Take our mayor. Last year, Rob Ford was able to halt work on one provincially funded light rail line in Scarborough and dramatically change the scope of another.
Although he may not have had the legal authority to do so, he understood he had the political power, and he was correct. After a series of meetings with Premier Dalton McGuinty and his people, it was done.
The Sheppard LRT was dead, and the Eglinton-Scarborough Crosstown LRT, previously a surface light rail line where it ran through Scarborough and a bit of Etobicoke, and an underground line through the city core, became a plan for a long, light rail tunnel spanning the entire length of the route between Kennedy Road and Black Creek Drive.
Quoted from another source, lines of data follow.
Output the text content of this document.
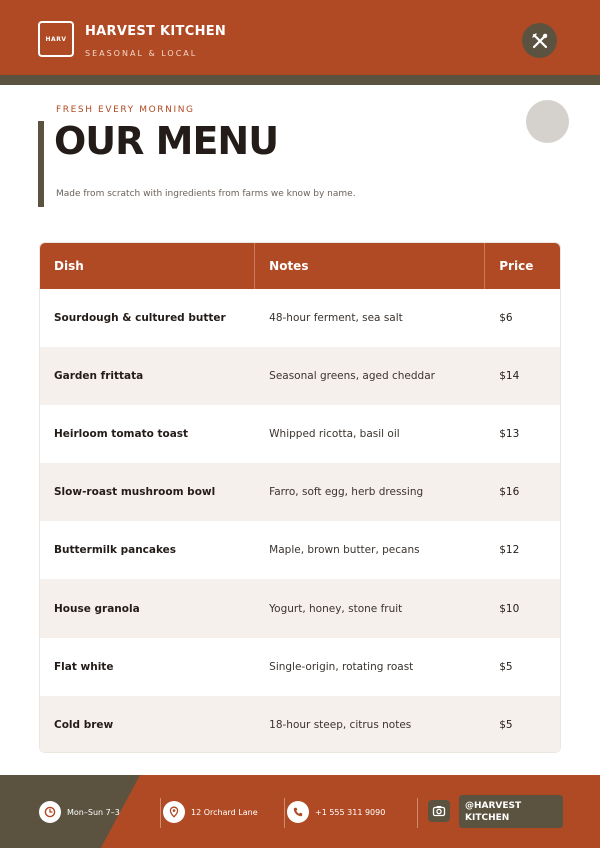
HARV	HARVEST KITCHEN
SEASONAL & LOCAL
FRESH EVERY MORNING
OUR MENU
Made from scratch with ingredients from farms we know by name.
Dish	Notes	Price
Sourdough & cultured butter	48-hour ferment, sea salt	$6
Garden frittata	Seasonal greens, aged cheddar	$14
Heirloom tomato toast	Whipped ricotta, basil oil	$13
Slow-roast mushroom bowl	Farro, soft egg, herb dressing	$16
Buttermilk pancakes	Maple, brown butter, pecans	$12
House granola	Yogurt, honey, stone fruit	$10
Flat white	Single-origin, rotating roast	$5
Cold brew	18-hour steep, citrus notes	$5
Mon–Sun 7–3	12 Orchard Lane	+1 555 311 9090
@HARVEST
KITCHEN
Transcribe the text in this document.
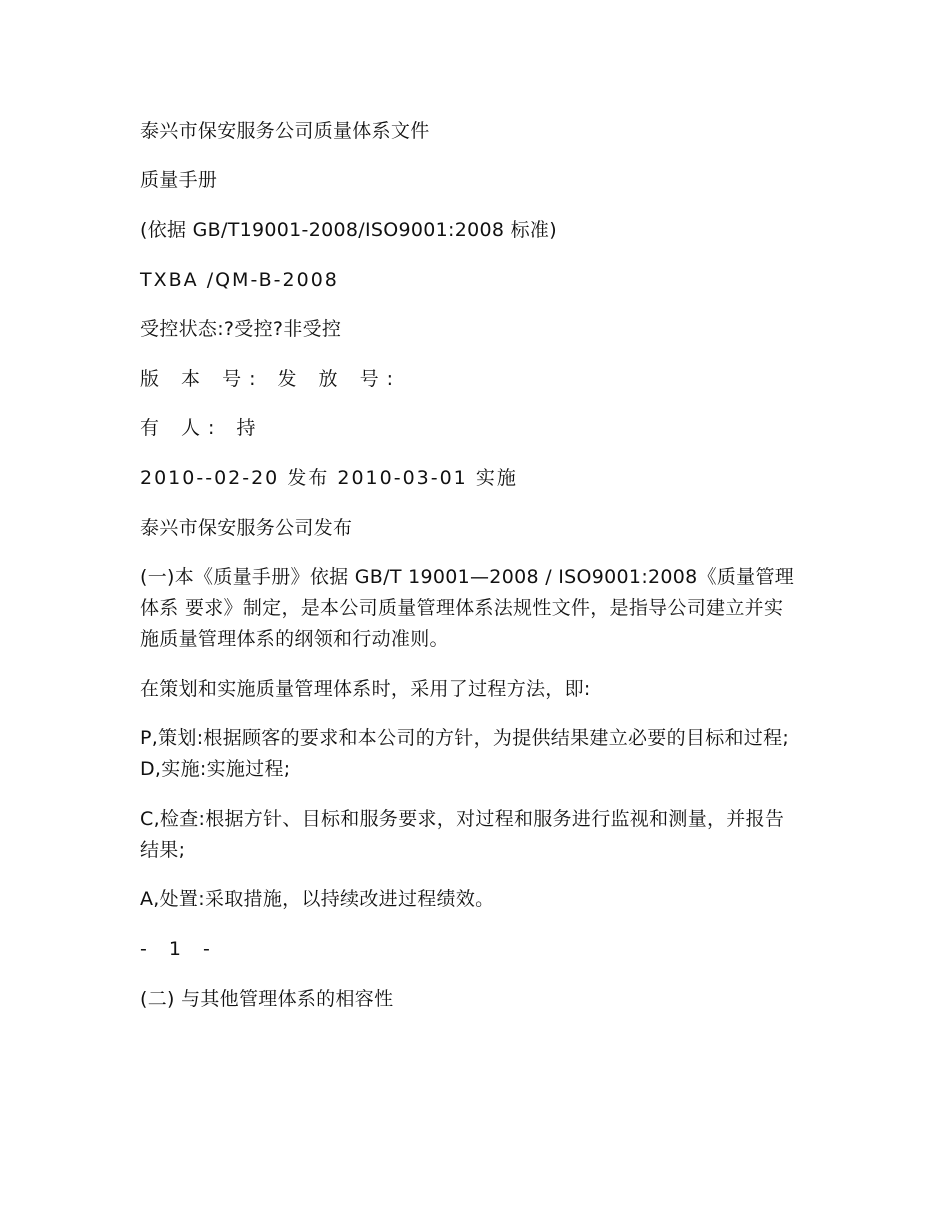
泰兴市保安服务公司质量体系文件

质量手册

(依据 GB/T19001-2008/ISO9001:2008 标准)

TXBA /QM-B-2008

受控状态:?受控?非受控

版 本 号: 发 放 号:

有 人: 持

2010--02-20 发布 2010-03-01 实施

泰兴市保安服务公司发布

(一)本《质量手册》依据 GB/T 19001—2008 / ISO9001:2008《质量管理体系 要求》制定，是本公司质量管理体系法规性文件，是指导公司建立并实施质量管理体系的纲领和行动准则。

在策划和实施质量管理体系时，采用了过程方法，即:

P,策划:根据顾客的要求和本公司的方针，为提供结果建立必要的目标和过程; D,实施:实施过程;

C,检查:根据方针、目标和服务要求，对过程和服务进行监视和测量，并报告结果;

A,处置:采取措施，以持续改进过程绩效。

- 1 -

(二) 与其他管理体系的相容性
Council never weighed in, although in a document signed by the two men and Ontario's transportation minister seemed to require it. But even documents with signatures on it didn't seem to affect the power of a mayor riding high in the polls over a premier facing an election and slipping in popularity.
Council might have stepped in. But that popular mayor discouraged a majority of them from doing so, for nearly a year and a half.
But here is the thing.
There is a difference between getting away with something and actually accomplishing it. Or to put it another way: An emperor can walk around naked for only so long before a mouthy little kid points it out.
The mouthy kid in this case was former TTC chair Joe Mihevc, who brought a lawyer to Toronto City Hall Monday to reveal a legal opinion stating the mayor had no authority to cancel Transit City by himself and that the premier had no business acceding to the mayor's demands without first hearing from council.
Now it looks like council is getting ready to get involved. They don't like the tunnel under Eglinton, at least not for the entire distance of the LRT line.
They believe the city will bankrupt itself trying to build a Sheppard subway in place of the light rail plan. There are other transit improvements - notably, along Finch Avenue West into Etobicoke, and that old light rail plan on Sheppard into Scarborough - both communities clamouring for rapid transit.
At the end of it all, the city may have a doable transportation plan that's based on a consensus broader than a single plank in Ford's cut-the-gravy-train election campaign.
Council may assert its proper authority; the premier may act according to that authority; the mayor may resume his proper place in the legal hierarchy of the city's government.
But when that happens, none of the players should pat themselves on the back. It doesn't take much courage or strength of character to only assert one's power when the stars are exactly right.